I had barely pulled up in the driveway when my daughter started stepping down from the old Discovery 4×4. She was putting one foot on the ground at the moment my foot was coming off the brake pedal, prompting the Disco to lurch two or three centimetres back down the slope before settling.
Caught on the hop, as it were, she said: “Doesn’t the handbrake work?” “Perfectly,” I replied, “That little move came from normal slack in the driveline. Don’t worry, the old girl is well anchored to terra firma now.”
My grandson got the subject back on the agenda that afternoon by querying my ‘driveline-slack’ explanation. It was news to him as a car driver.
I explained that all drivelines have ‘slack’ because it’s essential to the function of gears and splines that they run with minimal, predetermined clearance or ‘lash’ between mating components to prevent seizing or excessive wear.
It’s invisible in normal use – unless the vehicle has a transmission-mounted handbrake (like many trucks and old-school 4x4s). I think the young fella was still pretty much with me as we knelt beside his car, identifying the handbrake cables leading back to the drums that directly lock the wheels with the handbrake on.
I sensed I was starting to lose him, though, by the time I coaxed him to wriggle under the Disco with me to view the transmission-mounted handbrake drum, positioned well upstream along the driveline from the back wheels.
The subject was still on my mind that night as I sat down with the latest issue of Unique Cars which included a Morley update about coming to grips with an example of Henry’s finest, the 1924 Model T Ford that he inherited from his late father-in-law.
The transmission-brake issue is more crucial with the remarkable Model T where the brake pedal operates on a drum that actually lives inside the T’s epicyclic gearbox. It’s not about your car rolling back a smidgen before settling when the handbrake is applied – it’s about your brake-pedal having no effect at all in the event of a driveline failure.
Whether it’s a universal joint that lets go, or an axle, or more likely, collapsing ancient thrust washers in the diff, you and your Tin Lizzie are potentially left rolling freely along the road with no anchors at all apart from the minimally effective handbrake.
The fact that the handbrake is restricted pretty much to a park-brake role is confirmed when you see that its cast-iron shoes that bear against a steel drum have no linings, no friction material at all.
Similarly, T owners who opted for the popular, Ford approved, Ruckstell two-speed rear axle lost braking altogether if they unexpectedly found a neutral between the diff’s ‘High’ and ‘Low’ positions.
It was an old KB5 model International tip-truck that I drove casually during my uni days that first brought transmission-mounted handbrakes to my attention. Dramatically …
An old contractor presided over a modest fleet, a pair of old KB5 Inters, that he kept in the backyard of a derelict house close to Melbourne Uni. If I had a free day coming up, I would catch up with him at his favourite pub and book myself in for a 7am start on the agreed day.

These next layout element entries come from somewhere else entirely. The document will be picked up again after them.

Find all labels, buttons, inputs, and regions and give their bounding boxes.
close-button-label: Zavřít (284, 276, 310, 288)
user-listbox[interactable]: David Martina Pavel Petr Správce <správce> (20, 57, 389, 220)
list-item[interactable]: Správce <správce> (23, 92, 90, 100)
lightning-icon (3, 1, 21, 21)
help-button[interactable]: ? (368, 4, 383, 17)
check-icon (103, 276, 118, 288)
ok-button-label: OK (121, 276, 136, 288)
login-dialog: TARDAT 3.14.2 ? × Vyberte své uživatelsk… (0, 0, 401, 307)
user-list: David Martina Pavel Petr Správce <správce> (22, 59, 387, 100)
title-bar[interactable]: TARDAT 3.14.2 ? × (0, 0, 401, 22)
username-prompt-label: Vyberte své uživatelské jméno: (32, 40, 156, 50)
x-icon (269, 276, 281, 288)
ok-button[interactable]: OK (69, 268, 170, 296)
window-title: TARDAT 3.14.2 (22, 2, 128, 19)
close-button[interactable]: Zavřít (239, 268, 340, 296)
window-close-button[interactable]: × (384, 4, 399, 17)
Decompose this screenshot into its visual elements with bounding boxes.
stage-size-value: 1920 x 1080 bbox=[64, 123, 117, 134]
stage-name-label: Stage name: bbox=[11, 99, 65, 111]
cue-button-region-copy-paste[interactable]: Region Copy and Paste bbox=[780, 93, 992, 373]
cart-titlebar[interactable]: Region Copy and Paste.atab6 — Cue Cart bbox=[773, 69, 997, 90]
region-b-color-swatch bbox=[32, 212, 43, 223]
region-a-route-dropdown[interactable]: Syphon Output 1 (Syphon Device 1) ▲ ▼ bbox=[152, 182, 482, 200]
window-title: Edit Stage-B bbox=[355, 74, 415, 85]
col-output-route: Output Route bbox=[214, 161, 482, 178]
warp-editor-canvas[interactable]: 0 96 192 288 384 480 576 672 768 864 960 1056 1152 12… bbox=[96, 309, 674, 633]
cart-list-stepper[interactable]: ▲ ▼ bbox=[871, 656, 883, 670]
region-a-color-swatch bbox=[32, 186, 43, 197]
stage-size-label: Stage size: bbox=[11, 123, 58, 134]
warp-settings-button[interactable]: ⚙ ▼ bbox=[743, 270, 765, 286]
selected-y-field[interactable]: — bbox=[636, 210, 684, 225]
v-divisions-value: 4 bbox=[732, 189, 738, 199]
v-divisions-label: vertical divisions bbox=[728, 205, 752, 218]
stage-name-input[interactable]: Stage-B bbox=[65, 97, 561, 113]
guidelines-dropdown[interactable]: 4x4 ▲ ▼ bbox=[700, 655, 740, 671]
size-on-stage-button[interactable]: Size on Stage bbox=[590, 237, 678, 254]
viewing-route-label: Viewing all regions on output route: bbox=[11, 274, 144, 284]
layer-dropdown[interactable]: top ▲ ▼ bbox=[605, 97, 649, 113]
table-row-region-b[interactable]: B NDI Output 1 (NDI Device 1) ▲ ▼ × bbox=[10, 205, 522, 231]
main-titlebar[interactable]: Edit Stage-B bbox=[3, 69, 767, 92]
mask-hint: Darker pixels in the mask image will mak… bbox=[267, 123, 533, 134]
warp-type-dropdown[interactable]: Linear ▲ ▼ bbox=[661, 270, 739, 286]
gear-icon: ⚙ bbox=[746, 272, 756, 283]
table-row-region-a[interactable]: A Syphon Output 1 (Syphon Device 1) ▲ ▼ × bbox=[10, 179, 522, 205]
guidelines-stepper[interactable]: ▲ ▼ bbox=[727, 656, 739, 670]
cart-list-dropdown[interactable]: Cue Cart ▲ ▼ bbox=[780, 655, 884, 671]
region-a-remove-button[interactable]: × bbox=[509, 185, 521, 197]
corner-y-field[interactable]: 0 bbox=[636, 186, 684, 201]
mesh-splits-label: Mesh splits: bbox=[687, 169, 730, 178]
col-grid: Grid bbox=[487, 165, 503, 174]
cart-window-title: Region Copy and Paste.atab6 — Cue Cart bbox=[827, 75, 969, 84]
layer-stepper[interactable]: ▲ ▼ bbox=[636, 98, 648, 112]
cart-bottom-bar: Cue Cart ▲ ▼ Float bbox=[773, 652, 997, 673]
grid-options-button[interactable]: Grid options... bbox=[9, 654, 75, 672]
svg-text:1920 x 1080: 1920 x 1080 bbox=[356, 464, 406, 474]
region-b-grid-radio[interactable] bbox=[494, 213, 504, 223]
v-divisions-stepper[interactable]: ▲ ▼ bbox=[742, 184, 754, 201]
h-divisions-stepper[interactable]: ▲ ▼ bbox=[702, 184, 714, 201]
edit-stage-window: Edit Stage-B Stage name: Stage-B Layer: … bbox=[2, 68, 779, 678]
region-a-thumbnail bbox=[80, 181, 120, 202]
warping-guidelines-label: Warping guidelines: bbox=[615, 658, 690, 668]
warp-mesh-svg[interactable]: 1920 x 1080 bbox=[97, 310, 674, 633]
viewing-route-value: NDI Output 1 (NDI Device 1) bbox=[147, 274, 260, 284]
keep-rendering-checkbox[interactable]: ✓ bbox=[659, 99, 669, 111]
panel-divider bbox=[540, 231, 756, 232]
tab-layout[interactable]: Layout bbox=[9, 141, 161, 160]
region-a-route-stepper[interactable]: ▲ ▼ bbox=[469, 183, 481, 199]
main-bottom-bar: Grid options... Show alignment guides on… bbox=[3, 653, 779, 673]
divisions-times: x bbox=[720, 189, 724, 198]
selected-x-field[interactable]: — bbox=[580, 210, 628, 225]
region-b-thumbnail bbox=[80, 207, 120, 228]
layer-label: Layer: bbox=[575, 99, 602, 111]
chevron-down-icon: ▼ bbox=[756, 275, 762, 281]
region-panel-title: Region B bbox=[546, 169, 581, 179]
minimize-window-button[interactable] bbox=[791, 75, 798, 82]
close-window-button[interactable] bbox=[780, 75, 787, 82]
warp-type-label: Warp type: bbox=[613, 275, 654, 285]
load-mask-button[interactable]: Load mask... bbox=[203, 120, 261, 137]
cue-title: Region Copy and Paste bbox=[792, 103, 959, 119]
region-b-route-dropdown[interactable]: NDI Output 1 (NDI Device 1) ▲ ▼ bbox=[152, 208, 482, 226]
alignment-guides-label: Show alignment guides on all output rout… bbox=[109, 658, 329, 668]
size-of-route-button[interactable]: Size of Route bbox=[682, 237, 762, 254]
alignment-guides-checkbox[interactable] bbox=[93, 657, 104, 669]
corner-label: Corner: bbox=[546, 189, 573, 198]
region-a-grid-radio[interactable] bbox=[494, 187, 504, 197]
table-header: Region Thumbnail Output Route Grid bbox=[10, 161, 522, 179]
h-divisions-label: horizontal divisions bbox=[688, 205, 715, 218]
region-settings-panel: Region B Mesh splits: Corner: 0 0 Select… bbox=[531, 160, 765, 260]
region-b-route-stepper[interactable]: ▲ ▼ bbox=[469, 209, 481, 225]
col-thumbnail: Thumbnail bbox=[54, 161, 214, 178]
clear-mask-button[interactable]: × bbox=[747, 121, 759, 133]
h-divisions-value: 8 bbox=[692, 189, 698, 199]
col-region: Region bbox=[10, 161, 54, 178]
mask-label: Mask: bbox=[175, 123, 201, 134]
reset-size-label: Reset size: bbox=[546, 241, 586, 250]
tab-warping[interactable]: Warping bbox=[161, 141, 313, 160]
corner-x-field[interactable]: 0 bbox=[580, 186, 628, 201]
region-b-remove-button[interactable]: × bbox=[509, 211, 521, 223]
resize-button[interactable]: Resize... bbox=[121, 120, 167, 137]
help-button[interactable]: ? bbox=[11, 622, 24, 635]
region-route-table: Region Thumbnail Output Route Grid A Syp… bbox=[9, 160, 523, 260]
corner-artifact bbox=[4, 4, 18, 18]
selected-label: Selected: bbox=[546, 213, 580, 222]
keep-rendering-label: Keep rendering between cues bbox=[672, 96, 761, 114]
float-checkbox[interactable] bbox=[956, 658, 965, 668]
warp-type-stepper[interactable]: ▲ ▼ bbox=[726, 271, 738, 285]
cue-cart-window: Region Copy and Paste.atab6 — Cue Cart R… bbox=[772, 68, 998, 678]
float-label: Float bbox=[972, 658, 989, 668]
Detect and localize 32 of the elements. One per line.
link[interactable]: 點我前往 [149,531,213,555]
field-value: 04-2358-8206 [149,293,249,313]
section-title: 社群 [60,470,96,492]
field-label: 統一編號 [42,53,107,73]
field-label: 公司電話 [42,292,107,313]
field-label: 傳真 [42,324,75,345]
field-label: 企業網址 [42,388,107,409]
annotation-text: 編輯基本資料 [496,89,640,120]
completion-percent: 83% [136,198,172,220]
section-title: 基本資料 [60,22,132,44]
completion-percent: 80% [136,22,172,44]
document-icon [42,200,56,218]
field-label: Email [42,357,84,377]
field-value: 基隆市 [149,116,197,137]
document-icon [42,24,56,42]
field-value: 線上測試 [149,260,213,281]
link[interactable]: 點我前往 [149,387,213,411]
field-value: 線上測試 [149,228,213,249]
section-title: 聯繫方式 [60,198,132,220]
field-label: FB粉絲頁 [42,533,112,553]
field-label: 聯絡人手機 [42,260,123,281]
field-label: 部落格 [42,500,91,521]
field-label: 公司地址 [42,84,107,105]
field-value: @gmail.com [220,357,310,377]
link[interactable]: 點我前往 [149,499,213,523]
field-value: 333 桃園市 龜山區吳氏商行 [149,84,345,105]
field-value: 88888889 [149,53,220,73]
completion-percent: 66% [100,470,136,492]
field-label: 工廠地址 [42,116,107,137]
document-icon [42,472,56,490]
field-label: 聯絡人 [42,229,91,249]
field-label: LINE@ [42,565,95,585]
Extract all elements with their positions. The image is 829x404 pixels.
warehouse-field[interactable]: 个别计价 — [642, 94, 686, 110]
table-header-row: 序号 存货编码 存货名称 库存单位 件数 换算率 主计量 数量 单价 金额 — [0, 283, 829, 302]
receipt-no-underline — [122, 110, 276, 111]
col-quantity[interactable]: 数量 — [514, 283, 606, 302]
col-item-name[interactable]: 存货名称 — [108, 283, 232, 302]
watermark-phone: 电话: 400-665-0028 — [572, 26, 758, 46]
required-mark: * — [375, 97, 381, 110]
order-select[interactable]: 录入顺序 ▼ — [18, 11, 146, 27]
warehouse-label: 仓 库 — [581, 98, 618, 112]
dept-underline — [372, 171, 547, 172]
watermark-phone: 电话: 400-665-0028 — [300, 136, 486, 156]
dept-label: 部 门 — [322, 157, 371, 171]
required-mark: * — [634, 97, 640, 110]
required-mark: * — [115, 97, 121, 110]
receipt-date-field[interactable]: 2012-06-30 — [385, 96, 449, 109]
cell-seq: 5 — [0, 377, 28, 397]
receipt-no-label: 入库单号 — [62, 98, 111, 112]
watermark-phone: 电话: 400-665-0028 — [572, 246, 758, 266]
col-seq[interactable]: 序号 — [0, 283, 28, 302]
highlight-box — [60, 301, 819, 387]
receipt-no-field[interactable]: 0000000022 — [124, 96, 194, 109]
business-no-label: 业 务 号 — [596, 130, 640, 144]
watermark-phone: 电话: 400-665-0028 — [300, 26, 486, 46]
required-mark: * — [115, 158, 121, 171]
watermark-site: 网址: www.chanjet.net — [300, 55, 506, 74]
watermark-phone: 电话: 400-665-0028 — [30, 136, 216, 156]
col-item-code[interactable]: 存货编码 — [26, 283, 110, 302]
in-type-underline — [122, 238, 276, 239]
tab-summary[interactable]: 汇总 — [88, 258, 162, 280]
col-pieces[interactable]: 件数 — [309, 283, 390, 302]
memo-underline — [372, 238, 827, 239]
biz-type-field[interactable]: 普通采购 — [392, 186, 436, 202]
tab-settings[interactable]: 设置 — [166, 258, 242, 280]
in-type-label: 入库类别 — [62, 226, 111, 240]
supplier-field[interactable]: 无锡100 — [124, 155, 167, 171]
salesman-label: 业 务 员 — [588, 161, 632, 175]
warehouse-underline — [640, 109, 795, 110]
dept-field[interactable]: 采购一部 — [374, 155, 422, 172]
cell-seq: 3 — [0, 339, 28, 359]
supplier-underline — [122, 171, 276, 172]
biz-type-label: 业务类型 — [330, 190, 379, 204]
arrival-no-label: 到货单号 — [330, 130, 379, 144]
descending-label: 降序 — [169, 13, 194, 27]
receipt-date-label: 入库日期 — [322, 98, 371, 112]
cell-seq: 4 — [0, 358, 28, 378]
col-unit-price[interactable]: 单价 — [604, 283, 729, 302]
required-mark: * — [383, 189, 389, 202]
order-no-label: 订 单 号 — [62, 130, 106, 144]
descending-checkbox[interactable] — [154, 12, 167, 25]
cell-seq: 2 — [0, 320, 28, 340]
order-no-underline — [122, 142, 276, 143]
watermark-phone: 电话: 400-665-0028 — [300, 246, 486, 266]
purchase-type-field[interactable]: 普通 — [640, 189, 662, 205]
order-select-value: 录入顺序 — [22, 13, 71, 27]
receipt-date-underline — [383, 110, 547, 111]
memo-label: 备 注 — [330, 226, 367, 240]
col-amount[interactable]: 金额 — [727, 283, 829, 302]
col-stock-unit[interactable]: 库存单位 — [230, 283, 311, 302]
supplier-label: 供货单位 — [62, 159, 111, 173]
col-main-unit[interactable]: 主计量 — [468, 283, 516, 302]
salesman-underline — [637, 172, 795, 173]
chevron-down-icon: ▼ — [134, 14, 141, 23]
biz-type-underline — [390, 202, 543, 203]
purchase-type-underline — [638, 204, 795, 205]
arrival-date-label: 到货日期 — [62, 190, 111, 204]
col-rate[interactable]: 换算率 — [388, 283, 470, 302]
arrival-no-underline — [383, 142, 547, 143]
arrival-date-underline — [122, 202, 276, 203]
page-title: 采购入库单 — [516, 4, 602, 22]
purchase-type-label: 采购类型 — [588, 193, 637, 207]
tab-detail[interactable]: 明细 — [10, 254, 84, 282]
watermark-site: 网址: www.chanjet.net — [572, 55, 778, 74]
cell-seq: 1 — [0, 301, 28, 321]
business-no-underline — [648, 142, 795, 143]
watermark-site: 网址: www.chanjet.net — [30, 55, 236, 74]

The two old Inters were in quite good nick for a pair of fairly ancient trucks, although the one I drove for my first couple of jobs was the pick of the pair. First time out in the backup KB5, I had no idea that its handbrake assembly was caked with a poultice of gear oil and dirt thanks to a worn gearbox oil seal.
Not only did that make the handbrake totally ineffective, it meant you had no clue if you inadvertently drove off with the handbrake on. And that’s what I did on the way back to the city after dumping a load of rubble…
Suddenly a headlight-flashing, horn-tooting RACV ute overtook me rapidly before forcing me into the kerb. The guy was out and running toward me with fire-extinguisher in hand before I finished rolling to a stop…
While an oil-soaked brake doesn’t do much in the brake department, it can generate enough heat to burst in to flames.
With no real harm done, the old KB5 and I both lived to fight another day, and I never used that handbrake again.